Port Moody, B.C. - The departure of a cross-country rail trip designed to boost enthusiasm for the Vancouver 2010 Olympics is being overshadowed by noisy protesters.

About three dozen protesters attempted to drown out a ceremony in Port Moody, B.C., held to mark the departure of the Canadian Pacific Spirit Train.

There were scuffles with police as officers tried to hold the protesters back, and one man was arrested and carried away by his arms and legs.

With several hundred people attending the event, the group -- a mix of First Nations and non-First Nations protesters -- yelled slogans about stolen native land and housing.

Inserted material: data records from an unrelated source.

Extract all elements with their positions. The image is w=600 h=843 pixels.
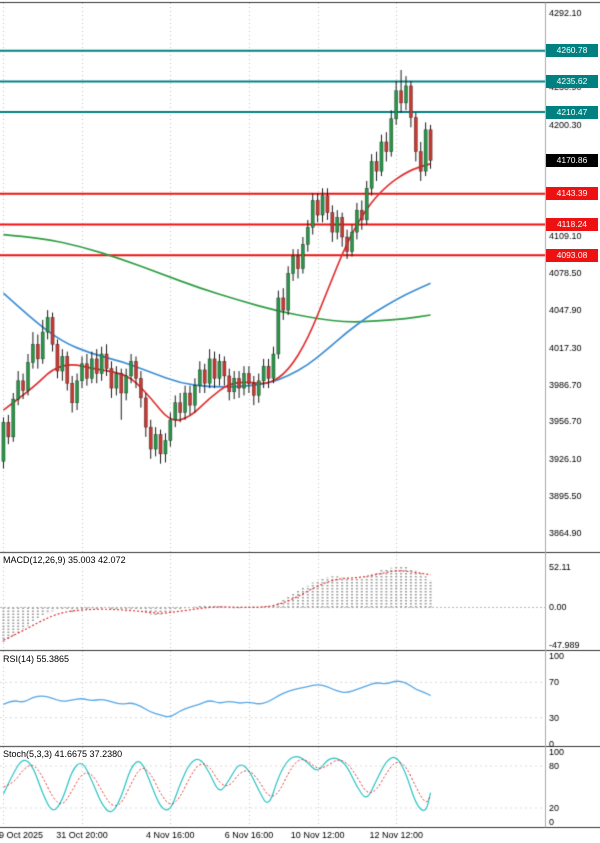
- resistance-price-badge: 4235.62: [546, 74, 598, 88]
- support-price-badge: 4143.39: [546, 187, 598, 201]
- resistance-price-badge: 4260.78: [546, 44, 598, 58]
- macd-indicator-label: MACD(12,26,9) 35.003 42.072: [1, 555, 128, 565]
- stoch-indicator-label: Stoch(5,3,3) 41.6675 37.2380: [1, 749, 125, 759]
- support-price-badge: 4118.24: [546, 218, 598, 232]
- rsi-indicator-label: RSI(14) 55.3865: [1, 654, 72, 664]
- support-price-badge: 4093.08: [546, 248, 598, 262]
- current-price-badge: 4170.86: [546, 153, 598, 167]
- resistance-price-badge: 4210.47: [546, 105, 598, 119]
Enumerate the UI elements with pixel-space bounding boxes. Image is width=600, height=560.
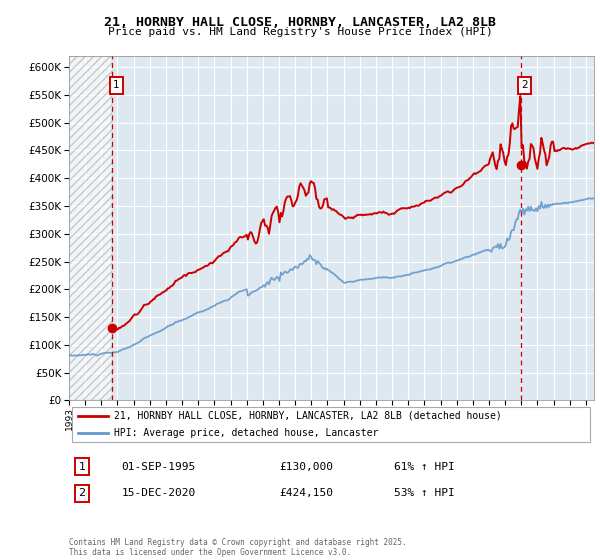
FancyBboxPatch shape: [71, 407, 590, 442]
Text: 1: 1: [113, 80, 119, 90]
Text: HPI: Average price, detached house, Lancaster: HPI: Average price, detached house, Lanc…: [113, 428, 378, 438]
Text: 01-SEP-1995: 01-SEP-1995: [121, 461, 196, 472]
Text: 1: 1: [79, 461, 86, 472]
Text: 2: 2: [521, 80, 528, 90]
Text: 2: 2: [79, 488, 86, 498]
Text: Contains HM Land Registry data © Crown copyright and database right 2025.
This d: Contains HM Land Registry data © Crown c…: [69, 538, 407, 557]
Text: 53% ↑ HPI: 53% ↑ HPI: [395, 488, 455, 498]
Text: 15-DEC-2020: 15-DEC-2020: [121, 488, 196, 498]
Bar: [69, 56, 112, 400]
Text: 21, HORNBY HALL CLOSE, HORNBY, LANCASTER, LA2 8LB: 21, HORNBY HALL CLOSE, HORNBY, LANCASTER…: [104, 16, 496, 29]
Text: 61% ↑ HPI: 61% ↑ HPI: [395, 461, 455, 472]
Text: 21, HORNBY HALL CLOSE, HORNBY, LANCASTER, LA2 8LB (detached house): 21, HORNBY HALL CLOSE, HORNBY, LANCASTER…: [113, 410, 502, 421]
Text: Price paid vs. HM Land Registry's House Price Index (HPI): Price paid vs. HM Land Registry's House …: [107, 27, 493, 37]
Text: £424,150: £424,150: [279, 488, 333, 498]
Text: £130,000: £130,000: [279, 461, 333, 472]
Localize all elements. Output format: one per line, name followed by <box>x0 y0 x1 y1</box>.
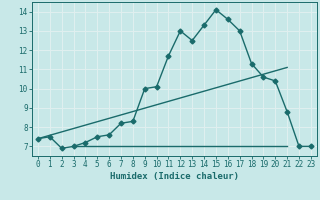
X-axis label: Humidex (Indice chaleur): Humidex (Indice chaleur) <box>110 172 239 181</box>
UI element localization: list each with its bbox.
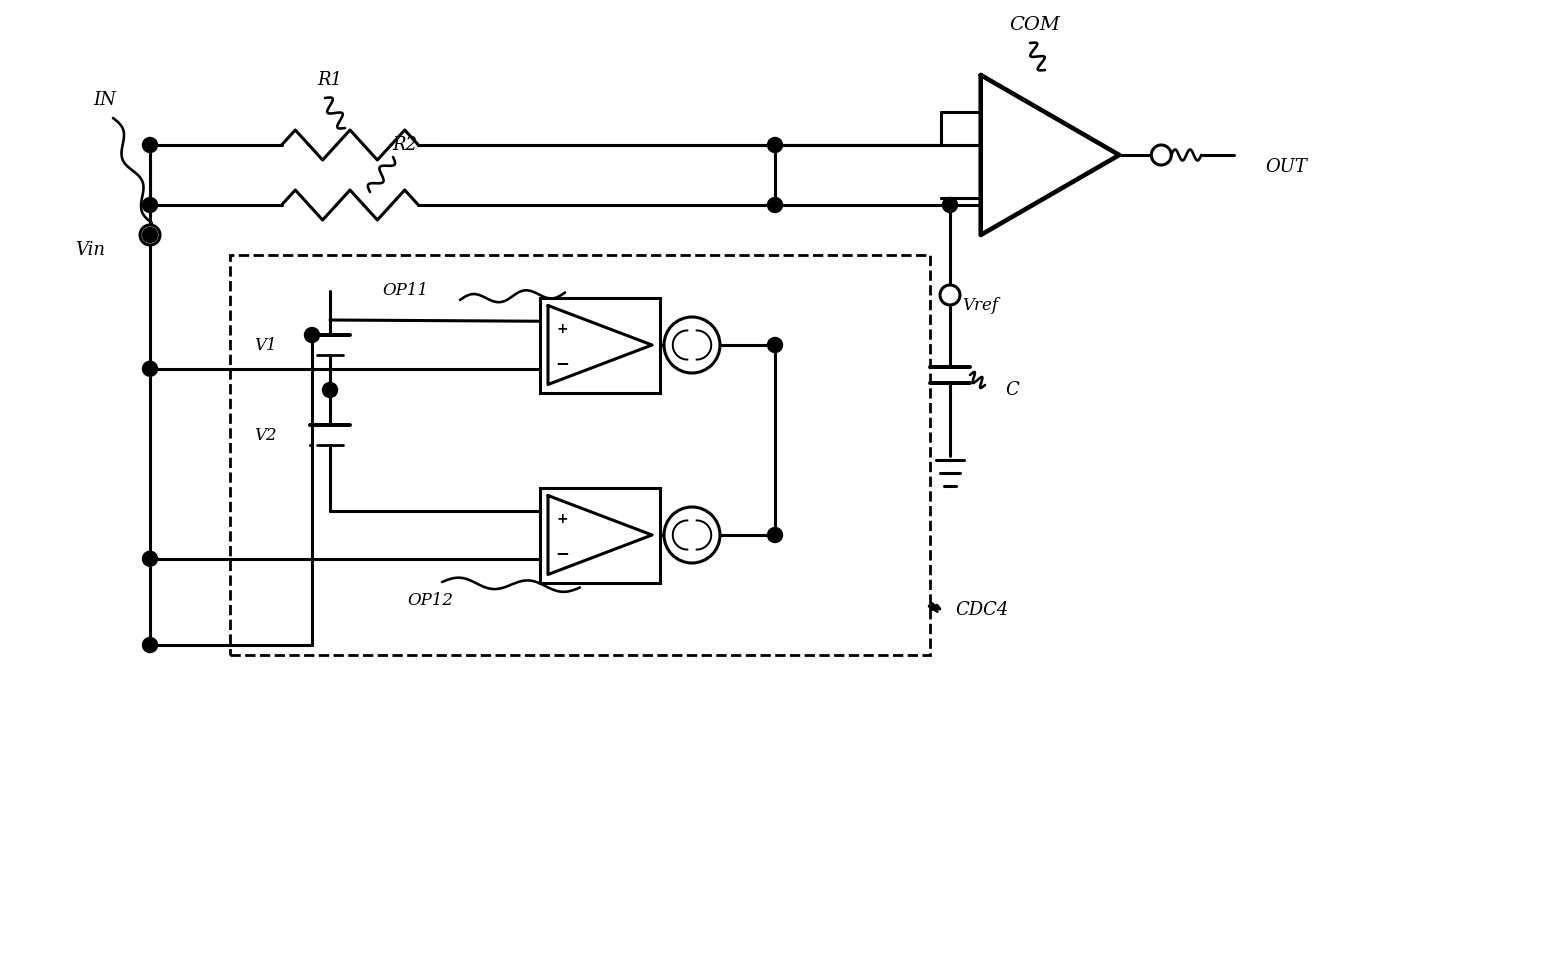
Text: CDC4: CDC4 <box>955 601 1009 619</box>
Circle shape <box>767 138 783 153</box>
Circle shape <box>143 361 158 376</box>
Text: V1: V1 <box>254 336 276 353</box>
Circle shape <box>1152 145 1172 165</box>
Text: −: − <box>555 354 569 372</box>
Text: −: − <box>555 544 569 562</box>
Circle shape <box>942 198 958 213</box>
Circle shape <box>767 198 783 213</box>
Text: Vin: Vin <box>74 241 105 259</box>
Circle shape <box>143 198 158 213</box>
FancyBboxPatch shape <box>539 298 660 393</box>
Circle shape <box>143 138 158 153</box>
Text: C: C <box>1004 381 1018 399</box>
Text: COM: COM <box>1009 16 1060 34</box>
Circle shape <box>322 383 338 397</box>
Text: V2: V2 <box>254 427 276 443</box>
Text: OP11: OP11 <box>381 282 428 299</box>
Circle shape <box>143 638 158 652</box>
Text: R2: R2 <box>392 136 417 154</box>
Circle shape <box>767 527 783 542</box>
Text: OUT: OUT <box>1265 158 1307 176</box>
Text: R1: R1 <box>318 71 343 89</box>
Text: Vref: Vref <box>963 296 998 313</box>
Circle shape <box>767 337 783 352</box>
Circle shape <box>143 227 158 243</box>
Text: +: + <box>556 322 567 336</box>
FancyBboxPatch shape <box>539 487 660 583</box>
Text: OP12: OP12 <box>408 591 453 608</box>
Circle shape <box>663 507 721 563</box>
Circle shape <box>140 225 160 245</box>
Text: +: + <box>556 512 567 526</box>
Circle shape <box>663 317 721 373</box>
Circle shape <box>143 551 158 566</box>
Circle shape <box>304 328 319 343</box>
Circle shape <box>939 285 959 305</box>
Text: IN: IN <box>93 91 116 109</box>
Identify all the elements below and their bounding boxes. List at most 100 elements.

The train is staging a 10-city tour, and anti-Olympic activists have pledged to meet the train at every stop.

A group calling itself the Olympic Resistance Network says the Olympics will displace Vancouver's homeless population, hurt the environment and perpetuate the "theft of indigenous land.''

The federal government has worked hard to counter such criticism, signing agreements worth billions of dollars with the four bands whose traditional territories are home to the Games.

The Spirit Train is scheduled to stop in Calgary, Edmonton, Saskatoon, Winnipeg, Thunder Bay, Sudbury, Mississauga and Smith Falls, Ont., before ending its journey in Montreal on Oct. 18.

The train will make a repeat journey in the fall of next year and potentially after the Games as a tour for medallists.

CP Rail paid somewhere between $3 million and $15 million to be the official rail freight services supplier to the 2010 Olympics.